Cine Curitiba, na rua Voluntários da Pátria, em 1950
por José Maria Correia
“ A memória é o paraíso do homem”.
Com o perdão do mestre Rubem Braga, que abominava os textos dos memorialistas, como escrever sobre Curitiba sem a evocação da memória?
Afinal são mais de sessenta anos de andanças e perdições, caminhos e descaminhos.
As esquinas que me viram jogando burico e correndo inutilmente atrás dos balões nas festas juninas, são as mesmas que escondem solidárias até hoje os ecos de minhas paixões adolescentes.
Esta a minha velha Curitiba, confidente única, a parceira do silêncio que comigo dividiu os roteiros juvenis e secretos de sentimentos ardentes e de tantas lágrimas vertidas por inocência e ingenuidade.
Com que saudades, Curitiba, vejo ainda nas fotografias do imaginário, os lambaris translúcidos povoando todos os rios da minha infância, águas cristalinas terminando em pequenas quedas e cascatas, domingos de futebol, campos verdes e multidões em tardes douradas de encantamento.

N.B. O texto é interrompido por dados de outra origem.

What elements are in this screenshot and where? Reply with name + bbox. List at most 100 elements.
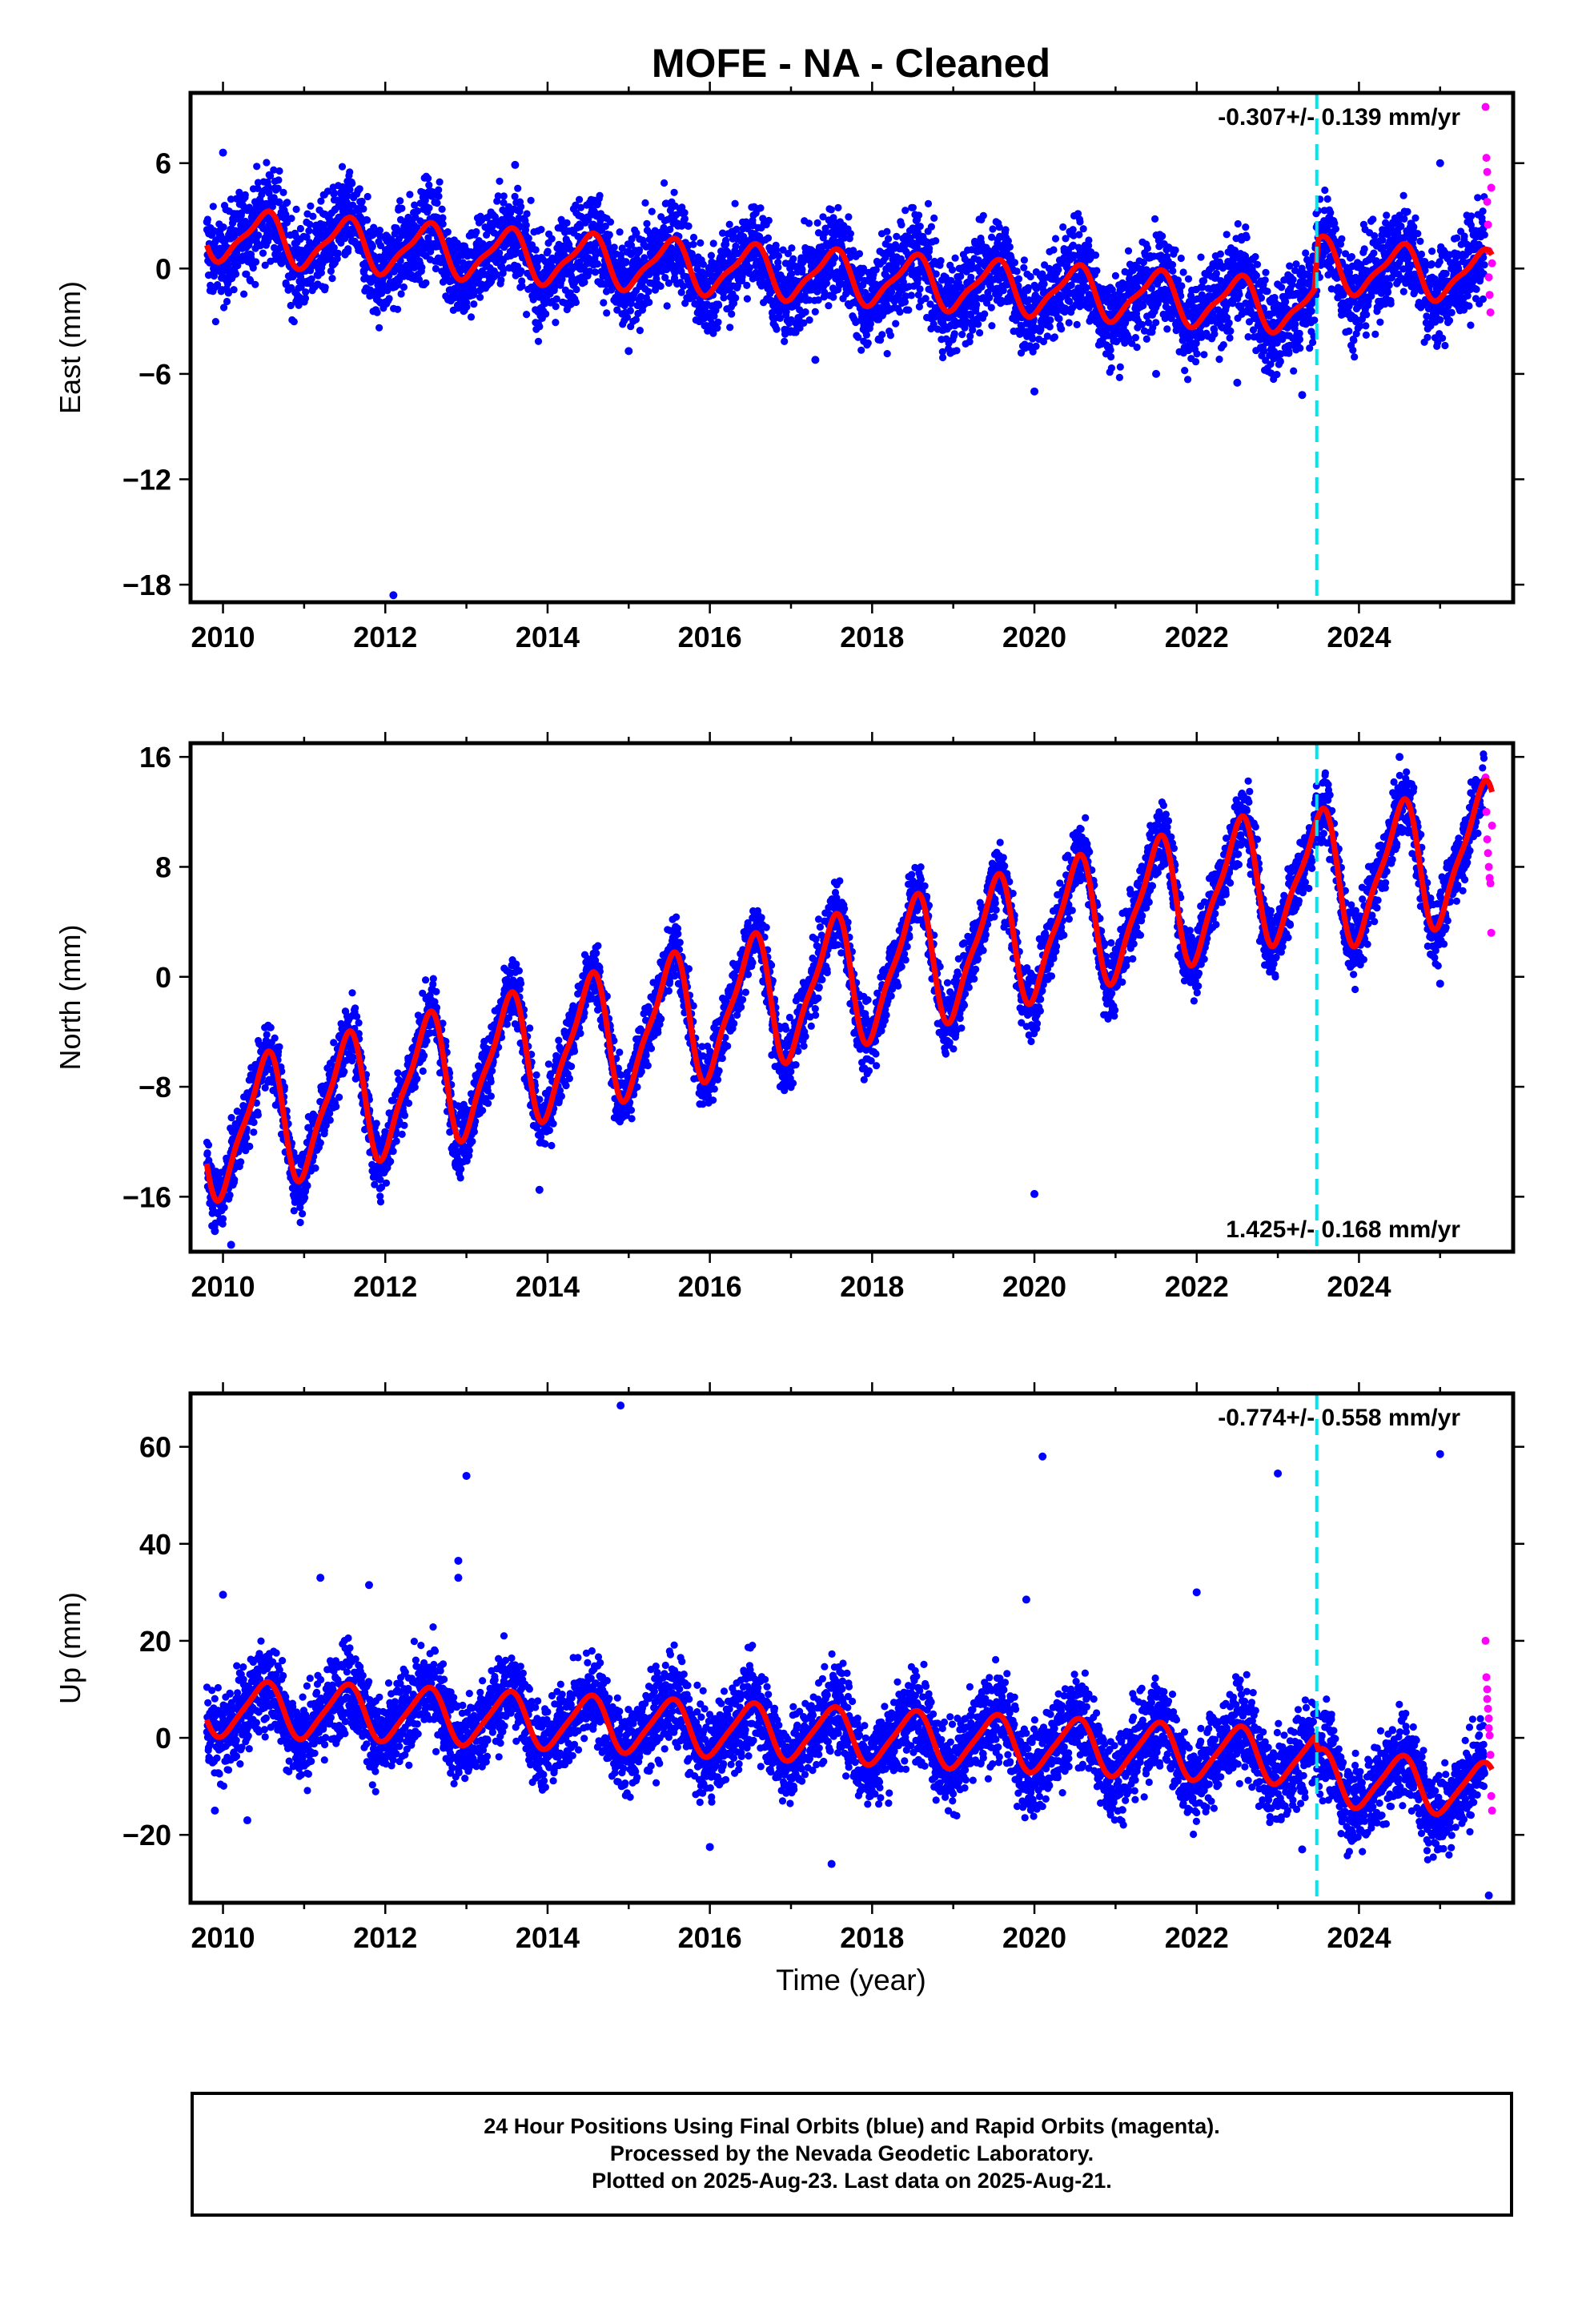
final-orbit-points <box>203 148 1488 600</box>
data-point <box>774 263 782 271</box>
data-point <box>1243 234 1251 242</box>
data-point <box>1216 250 1224 258</box>
data-point <box>1307 308 1315 316</box>
data-point <box>789 255 797 263</box>
data-point <box>989 225 997 233</box>
data-point <box>418 263 426 271</box>
data-point <box>857 346 865 354</box>
data-point <box>476 293 484 301</box>
data-point <box>1253 260 1262 268</box>
data-point <box>781 337 789 345</box>
data-point <box>1142 335 1150 343</box>
data-point <box>1133 344 1141 352</box>
data-point <box>537 226 545 234</box>
data-point <box>261 261 269 269</box>
data-point <box>707 251 716 259</box>
data-point <box>670 188 678 196</box>
data-point <box>1124 247 1133 255</box>
data-point <box>921 295 930 303</box>
data-point <box>1076 218 1084 226</box>
data-point <box>517 267 525 275</box>
data-point <box>1197 253 1205 261</box>
data-point <box>883 227 891 235</box>
data-point <box>438 205 446 213</box>
data-point <box>523 210 531 218</box>
data-point <box>433 199 441 207</box>
data-point <box>773 325 781 333</box>
data-point <box>317 197 325 205</box>
data-point <box>376 242 385 250</box>
data-point <box>576 223 584 231</box>
data-point <box>689 240 697 248</box>
data-point <box>1273 371 1281 379</box>
data-point <box>1169 267 1177 275</box>
data-point <box>892 320 900 328</box>
data-point <box>1111 271 1119 279</box>
data-point <box>1181 367 1189 375</box>
data-point <box>586 267 594 275</box>
data-point <box>224 289 233 297</box>
data-point <box>359 205 367 213</box>
data-point <box>243 270 251 278</box>
data-point <box>552 319 560 327</box>
data-point <box>689 233 698 242</box>
data-point <box>238 209 246 217</box>
data-point <box>576 203 585 211</box>
data-point <box>1193 350 1201 358</box>
data-point <box>406 191 414 199</box>
data-point <box>720 294 728 302</box>
data-point <box>643 219 651 227</box>
data-point <box>254 179 262 187</box>
data-point <box>916 223 924 231</box>
data-point <box>1107 353 1115 361</box>
data-point <box>1046 323 1054 331</box>
data-point <box>765 216 773 224</box>
data-point <box>732 294 740 302</box>
data-point <box>1073 320 1081 328</box>
panels: 2010 2012 2014 2016 2018 2020 2022 202460−6−12−… <box>54 82 1524 1954</box>
data-point <box>328 275 336 283</box>
data-point <box>1107 364 1115 372</box>
data-point <box>230 286 238 294</box>
data-point <box>544 247 552 255</box>
data-point <box>576 195 584 203</box>
data-point <box>805 316 813 324</box>
data-point <box>1227 327 1235 335</box>
data-point <box>715 301 723 309</box>
data-point <box>375 324 383 332</box>
data-point <box>435 192 443 200</box>
data-point <box>472 227 480 236</box>
data-point <box>563 219 571 227</box>
data-point <box>681 215 689 223</box>
data-point <box>523 311 531 319</box>
data-point <box>552 303 560 311</box>
data-point <box>534 337 543 345</box>
data-point <box>1215 356 1223 364</box>
data-point <box>323 187 332 195</box>
data-point <box>937 257 945 265</box>
data-point <box>987 304 995 312</box>
data-point <box>709 239 717 247</box>
data-point <box>1290 367 1298 375</box>
data-point <box>348 179 356 187</box>
data-point <box>827 206 835 214</box>
data-point <box>596 191 604 199</box>
chart-title: MOFE - NA - Cleaned <box>652 41 1050 86</box>
data-point <box>1020 256 1028 264</box>
data-point <box>301 294 310 302</box>
data-point <box>435 186 443 194</box>
data-point <box>988 322 996 330</box>
data-point <box>606 218 615 226</box>
data-point <box>697 239 705 247</box>
data-point <box>1171 246 1179 254</box>
data-point <box>953 347 961 355</box>
data-point <box>302 288 310 296</box>
data-point <box>1289 275 1297 283</box>
data-point <box>1262 268 1270 276</box>
data-point <box>743 295 752 303</box>
data-point <box>974 320 982 328</box>
data-point <box>1152 319 1160 327</box>
data-point <box>601 222 609 231</box>
data-point <box>909 203 917 211</box>
data-point <box>726 324 734 332</box>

Como esquecer as doces manhãs de guarda-pós brancos, brilhando alvos como marfim nos pátios do 19 de Dezembro, do Julia Wanderley e do Belmiro Cesar ?
Quanta devoção pelas primeiras professoras, musas inatingíveis a criar sonhos febris e fantasias irrealizadas até hoje.
E que tempos os do Colégio Estadual, do esporte, do teatro, da música e da literatura, tudo tão diferente de hoje, da linguagem virtual minimalista, das decorebas em cursinhos massificados e vestibulares do marketing e do comércio.
Foi no Estadual, na antiga biblioteca, com a cumplicidade dos mestres e eruditos, que devorei “Os Subterrâneos da Liberdade” e toda a coleção de Jorge Amado, autor proscrito e no índex da ditadura militar que nos sufocava, mas não nos submetia.
E os roteiros underground: o voyeurismo de espiar as lindas modelos posando nuas nos porões da Biblioteca Pública, os olhos grudados nos vitrôs semi-abertos embaixo da rampa e as mãos nervosas nos bolsos das calças ainda curtas.
Levar as namoradas de surpresa na morgue da Universidade – e tirar proveito da imobilidade causada pelo terror da visão da morte mumificada em formol, para minutos de roubado erotismo.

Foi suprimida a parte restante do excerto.